La question de la responsabilité pénale est souvent à l'origine des débats les plus animés, alors même, il faut le reconnaître, que la grande majorité des décisions d'irresponsabilité font consensus. Mais il demeure des cas dans lesquels les expertises sont contradictoires ou les décisions peu satisfaisantes, parce que le droit n'est pas clair.
La décision que la Cour de cassation a rendue le 14 avril dans l'affaire qui a concerné Sarah Halimi a fait grand bruit. En confirmant que le meurtrier de Sarah Halimi devait être considéré comme pénalement irresponsable, la Cour a relancé le débat sur ce principe de droit, ancien mais souvent remis en cause. Bien qu'elle soit conforme à la loi, cette décision nous a heurtés. Notre réaction est légitime : est-il normal qu'une consommation de cannabis qui déclenche une bouffée délirante à l'origine de blessures infligées à autrui, voire de sa mort, autrement dit à l'origine d'un crime ou d'un délit, est-il normal, dis-je, que cela reste impuni ? Je réponds non : c'est une faute, qui doit être sanctionnée. Il nous faut donc réparer cette injustice. Je précise d'emblée que ce qui vaudra pour les substances illicites vaudra également l'alcool et les médicaments.
J'ai la charge de rapporter trois articles de ce projet de loi qui en comporte vingt. Comme en commission, je constate qu'ils vous auront particulièrement inspirés puisque plus de 40 % des amendements déposés les concernent.
Je rappelle un principe qui, pour moi comme pour vous, je crois, restera intangible, et que le garde des sceaux a rappelé : celui qui est considéré comme fou ne peut être tenu pour responsable de ses actes. C'est là une ligne rouge : il n'est pas question de pénaliser les malades. Pour autant, il nous faut combler les lacunes de la loi. Quid de celui qui a décidé de se rendre fou au moyen de substances psychoactives, de celui qui ne subit pas sa folie mais la provoque ? C'est la question à laquelle Antoine Savignat et moi nous sommes efforcés de répondre, dans le cadre d'une mission flash dont nous avons présenté les conclusions en commission des lois au mois de juin.

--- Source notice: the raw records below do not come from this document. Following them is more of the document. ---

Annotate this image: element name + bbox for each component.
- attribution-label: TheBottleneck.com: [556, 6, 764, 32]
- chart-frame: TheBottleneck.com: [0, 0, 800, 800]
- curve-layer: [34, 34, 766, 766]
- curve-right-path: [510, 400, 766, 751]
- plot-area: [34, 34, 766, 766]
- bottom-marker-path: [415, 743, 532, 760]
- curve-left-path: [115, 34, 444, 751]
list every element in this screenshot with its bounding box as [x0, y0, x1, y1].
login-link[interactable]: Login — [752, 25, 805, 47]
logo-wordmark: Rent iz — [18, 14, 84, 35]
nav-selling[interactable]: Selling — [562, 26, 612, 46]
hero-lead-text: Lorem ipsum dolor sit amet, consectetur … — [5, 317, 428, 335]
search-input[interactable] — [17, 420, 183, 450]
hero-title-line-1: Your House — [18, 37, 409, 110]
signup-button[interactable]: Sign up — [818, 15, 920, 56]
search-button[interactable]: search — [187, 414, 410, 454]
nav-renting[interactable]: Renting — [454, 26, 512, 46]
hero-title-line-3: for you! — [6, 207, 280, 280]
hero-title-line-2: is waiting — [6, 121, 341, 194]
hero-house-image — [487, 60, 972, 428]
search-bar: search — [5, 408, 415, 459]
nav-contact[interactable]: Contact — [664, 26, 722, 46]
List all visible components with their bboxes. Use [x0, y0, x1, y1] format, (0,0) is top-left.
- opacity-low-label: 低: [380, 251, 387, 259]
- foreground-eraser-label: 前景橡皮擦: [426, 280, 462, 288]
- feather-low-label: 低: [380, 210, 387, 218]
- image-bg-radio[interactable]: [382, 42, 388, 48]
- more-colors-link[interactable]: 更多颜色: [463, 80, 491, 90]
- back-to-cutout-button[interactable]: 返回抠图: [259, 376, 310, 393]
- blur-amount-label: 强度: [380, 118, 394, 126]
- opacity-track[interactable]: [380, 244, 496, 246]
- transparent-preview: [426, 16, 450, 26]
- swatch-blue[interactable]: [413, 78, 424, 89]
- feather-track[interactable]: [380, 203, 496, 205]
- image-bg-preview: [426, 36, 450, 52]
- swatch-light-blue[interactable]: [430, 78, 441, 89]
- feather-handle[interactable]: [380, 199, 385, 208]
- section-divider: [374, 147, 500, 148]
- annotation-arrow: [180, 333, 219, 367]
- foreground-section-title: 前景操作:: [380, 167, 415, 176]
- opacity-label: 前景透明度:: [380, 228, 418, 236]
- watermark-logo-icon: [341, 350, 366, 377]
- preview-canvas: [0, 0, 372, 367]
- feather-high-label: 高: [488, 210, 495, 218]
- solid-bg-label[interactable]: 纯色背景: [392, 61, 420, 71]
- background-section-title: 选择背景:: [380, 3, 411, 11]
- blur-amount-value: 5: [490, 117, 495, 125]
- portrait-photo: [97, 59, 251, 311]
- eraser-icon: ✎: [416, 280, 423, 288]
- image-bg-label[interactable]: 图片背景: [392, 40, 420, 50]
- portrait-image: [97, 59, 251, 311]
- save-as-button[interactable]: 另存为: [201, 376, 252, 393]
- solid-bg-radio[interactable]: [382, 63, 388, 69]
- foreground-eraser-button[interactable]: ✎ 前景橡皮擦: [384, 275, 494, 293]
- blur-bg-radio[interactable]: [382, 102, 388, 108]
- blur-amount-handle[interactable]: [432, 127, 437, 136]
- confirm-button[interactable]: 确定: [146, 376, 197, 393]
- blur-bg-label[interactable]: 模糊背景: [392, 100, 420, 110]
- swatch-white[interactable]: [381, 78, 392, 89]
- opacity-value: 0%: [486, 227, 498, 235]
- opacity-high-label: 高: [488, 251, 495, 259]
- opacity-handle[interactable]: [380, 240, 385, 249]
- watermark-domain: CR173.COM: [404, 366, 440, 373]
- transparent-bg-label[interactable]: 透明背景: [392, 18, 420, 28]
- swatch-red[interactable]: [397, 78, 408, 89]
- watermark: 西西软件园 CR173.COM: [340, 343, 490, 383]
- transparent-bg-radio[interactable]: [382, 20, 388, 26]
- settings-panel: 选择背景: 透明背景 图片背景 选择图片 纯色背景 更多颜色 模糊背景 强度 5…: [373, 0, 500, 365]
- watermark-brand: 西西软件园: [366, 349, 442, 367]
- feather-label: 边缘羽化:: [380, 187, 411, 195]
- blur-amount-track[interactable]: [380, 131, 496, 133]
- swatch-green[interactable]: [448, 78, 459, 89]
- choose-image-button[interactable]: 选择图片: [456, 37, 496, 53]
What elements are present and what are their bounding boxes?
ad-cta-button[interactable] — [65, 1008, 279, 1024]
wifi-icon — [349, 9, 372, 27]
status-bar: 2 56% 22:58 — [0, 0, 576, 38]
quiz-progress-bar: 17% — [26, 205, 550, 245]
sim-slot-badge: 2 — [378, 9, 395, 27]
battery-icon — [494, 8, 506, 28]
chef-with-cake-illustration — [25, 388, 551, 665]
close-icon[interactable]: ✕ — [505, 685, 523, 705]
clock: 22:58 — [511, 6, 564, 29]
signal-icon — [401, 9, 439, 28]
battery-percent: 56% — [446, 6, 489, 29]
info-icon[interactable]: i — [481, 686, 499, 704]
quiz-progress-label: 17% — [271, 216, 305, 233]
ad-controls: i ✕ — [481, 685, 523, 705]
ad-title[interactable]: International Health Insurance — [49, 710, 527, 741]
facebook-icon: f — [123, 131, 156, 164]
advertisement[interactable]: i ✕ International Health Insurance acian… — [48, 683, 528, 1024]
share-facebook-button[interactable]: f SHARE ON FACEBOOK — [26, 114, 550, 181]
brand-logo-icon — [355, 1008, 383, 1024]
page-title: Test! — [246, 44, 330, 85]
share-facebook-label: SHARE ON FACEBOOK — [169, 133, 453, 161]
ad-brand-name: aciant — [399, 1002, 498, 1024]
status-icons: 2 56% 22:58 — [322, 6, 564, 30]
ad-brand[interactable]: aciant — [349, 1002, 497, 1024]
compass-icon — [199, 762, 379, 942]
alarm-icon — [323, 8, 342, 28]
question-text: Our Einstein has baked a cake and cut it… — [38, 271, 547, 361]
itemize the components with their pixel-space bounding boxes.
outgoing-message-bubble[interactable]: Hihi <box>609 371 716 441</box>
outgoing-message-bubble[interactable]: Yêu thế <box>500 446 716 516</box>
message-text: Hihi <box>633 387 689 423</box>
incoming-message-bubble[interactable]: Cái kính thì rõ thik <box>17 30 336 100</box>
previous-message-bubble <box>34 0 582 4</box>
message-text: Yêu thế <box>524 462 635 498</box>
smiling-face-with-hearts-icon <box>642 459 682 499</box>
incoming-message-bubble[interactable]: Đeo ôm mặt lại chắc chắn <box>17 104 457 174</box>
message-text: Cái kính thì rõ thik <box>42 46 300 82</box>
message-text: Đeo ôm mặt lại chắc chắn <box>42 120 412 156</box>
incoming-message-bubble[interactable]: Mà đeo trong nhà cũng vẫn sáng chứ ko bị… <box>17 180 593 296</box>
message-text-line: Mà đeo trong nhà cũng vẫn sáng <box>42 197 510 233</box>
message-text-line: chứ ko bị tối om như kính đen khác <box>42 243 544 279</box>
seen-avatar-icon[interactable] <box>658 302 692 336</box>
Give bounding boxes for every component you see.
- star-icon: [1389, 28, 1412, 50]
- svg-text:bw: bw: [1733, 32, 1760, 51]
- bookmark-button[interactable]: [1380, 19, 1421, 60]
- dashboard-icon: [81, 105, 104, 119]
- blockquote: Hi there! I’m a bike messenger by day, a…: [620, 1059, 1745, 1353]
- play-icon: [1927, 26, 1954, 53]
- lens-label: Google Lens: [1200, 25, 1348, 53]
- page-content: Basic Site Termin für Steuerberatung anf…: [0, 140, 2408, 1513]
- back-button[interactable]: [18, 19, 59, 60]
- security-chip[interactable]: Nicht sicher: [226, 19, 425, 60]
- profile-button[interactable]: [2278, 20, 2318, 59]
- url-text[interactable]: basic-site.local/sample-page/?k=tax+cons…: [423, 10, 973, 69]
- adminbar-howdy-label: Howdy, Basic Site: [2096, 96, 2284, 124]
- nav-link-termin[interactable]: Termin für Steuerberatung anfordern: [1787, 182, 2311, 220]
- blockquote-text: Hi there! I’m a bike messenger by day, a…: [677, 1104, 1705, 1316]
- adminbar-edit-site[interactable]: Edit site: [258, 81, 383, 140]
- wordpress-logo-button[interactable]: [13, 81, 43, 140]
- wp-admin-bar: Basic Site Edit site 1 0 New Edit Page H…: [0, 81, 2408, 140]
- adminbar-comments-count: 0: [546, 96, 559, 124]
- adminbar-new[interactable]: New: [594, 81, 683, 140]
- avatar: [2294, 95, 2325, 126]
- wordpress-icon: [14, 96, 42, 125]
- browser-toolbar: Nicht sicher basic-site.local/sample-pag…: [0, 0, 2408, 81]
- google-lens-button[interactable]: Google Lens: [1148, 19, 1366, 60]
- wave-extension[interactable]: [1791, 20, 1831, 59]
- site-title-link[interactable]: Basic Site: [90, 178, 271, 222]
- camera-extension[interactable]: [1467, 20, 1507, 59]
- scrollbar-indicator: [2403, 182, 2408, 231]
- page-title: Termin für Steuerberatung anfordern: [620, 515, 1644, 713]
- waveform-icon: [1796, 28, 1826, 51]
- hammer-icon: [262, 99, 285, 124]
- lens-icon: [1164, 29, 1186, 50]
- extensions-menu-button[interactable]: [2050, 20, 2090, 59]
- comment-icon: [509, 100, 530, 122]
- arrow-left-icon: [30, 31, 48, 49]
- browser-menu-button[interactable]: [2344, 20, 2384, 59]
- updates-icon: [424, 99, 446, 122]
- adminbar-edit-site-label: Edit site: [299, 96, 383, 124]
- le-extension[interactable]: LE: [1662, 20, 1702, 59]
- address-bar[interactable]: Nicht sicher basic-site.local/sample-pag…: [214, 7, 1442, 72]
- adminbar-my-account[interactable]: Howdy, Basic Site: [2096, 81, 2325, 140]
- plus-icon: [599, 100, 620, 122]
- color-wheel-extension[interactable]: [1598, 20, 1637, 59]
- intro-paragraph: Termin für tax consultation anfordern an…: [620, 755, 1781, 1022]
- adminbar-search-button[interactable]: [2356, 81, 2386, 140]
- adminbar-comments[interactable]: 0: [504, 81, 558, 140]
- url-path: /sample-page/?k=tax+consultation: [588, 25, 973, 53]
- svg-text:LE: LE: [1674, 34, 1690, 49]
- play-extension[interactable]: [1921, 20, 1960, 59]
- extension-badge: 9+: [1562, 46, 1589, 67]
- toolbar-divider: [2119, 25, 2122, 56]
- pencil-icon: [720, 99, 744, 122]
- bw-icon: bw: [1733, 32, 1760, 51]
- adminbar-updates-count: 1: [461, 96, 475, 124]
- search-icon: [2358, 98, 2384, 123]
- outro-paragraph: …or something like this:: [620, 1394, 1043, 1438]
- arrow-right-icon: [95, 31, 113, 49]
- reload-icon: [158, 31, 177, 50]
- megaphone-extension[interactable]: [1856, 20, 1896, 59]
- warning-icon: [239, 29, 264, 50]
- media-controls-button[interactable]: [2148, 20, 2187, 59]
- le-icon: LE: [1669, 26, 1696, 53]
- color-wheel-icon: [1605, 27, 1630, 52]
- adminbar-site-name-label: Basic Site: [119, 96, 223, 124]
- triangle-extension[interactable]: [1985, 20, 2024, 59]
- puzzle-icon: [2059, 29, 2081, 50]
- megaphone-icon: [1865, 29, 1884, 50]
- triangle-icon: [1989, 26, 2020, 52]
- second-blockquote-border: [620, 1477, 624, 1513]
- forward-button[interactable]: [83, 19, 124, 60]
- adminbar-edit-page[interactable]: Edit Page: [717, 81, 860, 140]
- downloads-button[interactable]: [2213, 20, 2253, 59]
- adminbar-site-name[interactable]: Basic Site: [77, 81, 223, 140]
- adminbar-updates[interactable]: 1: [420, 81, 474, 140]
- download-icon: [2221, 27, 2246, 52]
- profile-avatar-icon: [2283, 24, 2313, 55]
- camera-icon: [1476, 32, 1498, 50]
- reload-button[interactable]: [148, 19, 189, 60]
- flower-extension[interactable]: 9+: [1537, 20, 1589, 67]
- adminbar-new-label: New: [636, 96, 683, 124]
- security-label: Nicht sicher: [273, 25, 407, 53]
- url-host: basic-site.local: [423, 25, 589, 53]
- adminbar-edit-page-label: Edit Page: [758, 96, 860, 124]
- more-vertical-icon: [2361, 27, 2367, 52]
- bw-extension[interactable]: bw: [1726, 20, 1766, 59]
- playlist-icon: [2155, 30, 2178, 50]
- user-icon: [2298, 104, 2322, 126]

Je me félicite que le point de vue du Gouvernement soit le même que le nôtre.
Nous avons convergé pour considérer qu'il ne faut pas toucher à l'article 122-1 du code pénal, qui définit le principe de l'irresponsabilité pénale. Nous sommes également d'accord sur la nécessité de veiller particulièrement à ne pas rendre responsables ceux qui sont atteints d'une pathologie. Leur place n'est pas en prison : ils doivent être soignés. Enfin, et c'est l'objet de l'article 2, il faut pouvoir retenir et sanctionner la faute antérieure : on continuera de ne pas condamner pour meurtre ou violences celui qui a perdu tout discernement, mais on le condamnera pour la prise volontaire de toxiques, d'alcool ou de médicaments, d'autant plus durement que les effets auront été tragiques.
Il y a une volonté d'avancer et d'améliorer le droit. Je l'ai constaté lors de l'examen en commission, qui a donné lieu à des débats de qualité, ce dont, chers collègues, je vous remercie.
L'article 1er ne vise pas à répondre à l'affaire Halimi. Il comporte un dispositif qui vise spécifiquement les assassins et terroristes qui, dans leur mode opératoire, consommeraient des drogues pour se donner du courage afin de passer à l'acte. Leur projet est acté, la prise de substances n'est qu'un moyen de s'aider à commettre le crime.
Ce projet de loi n'est pas achevé. Nous l'avons enrichi en commission en adoptant notamment des amendements défendus par Coralie Dubost et Jean Terlier, du groupe LaREM, et par Cécile Untermaier, sur la procédure applicable devant la chambre de l'instruction, en faveur des parties civiles. J'espère que les débats qui débutent seront l'occasion de l'améliorer encore ensemble. Nous y travaillerons avec l'humilité qui s'impose dans une matière aussi technique qu'humaine, aux confins du droit et de la santé, dans laquelle il faudra toujours préserver les équilibres du droit pénal.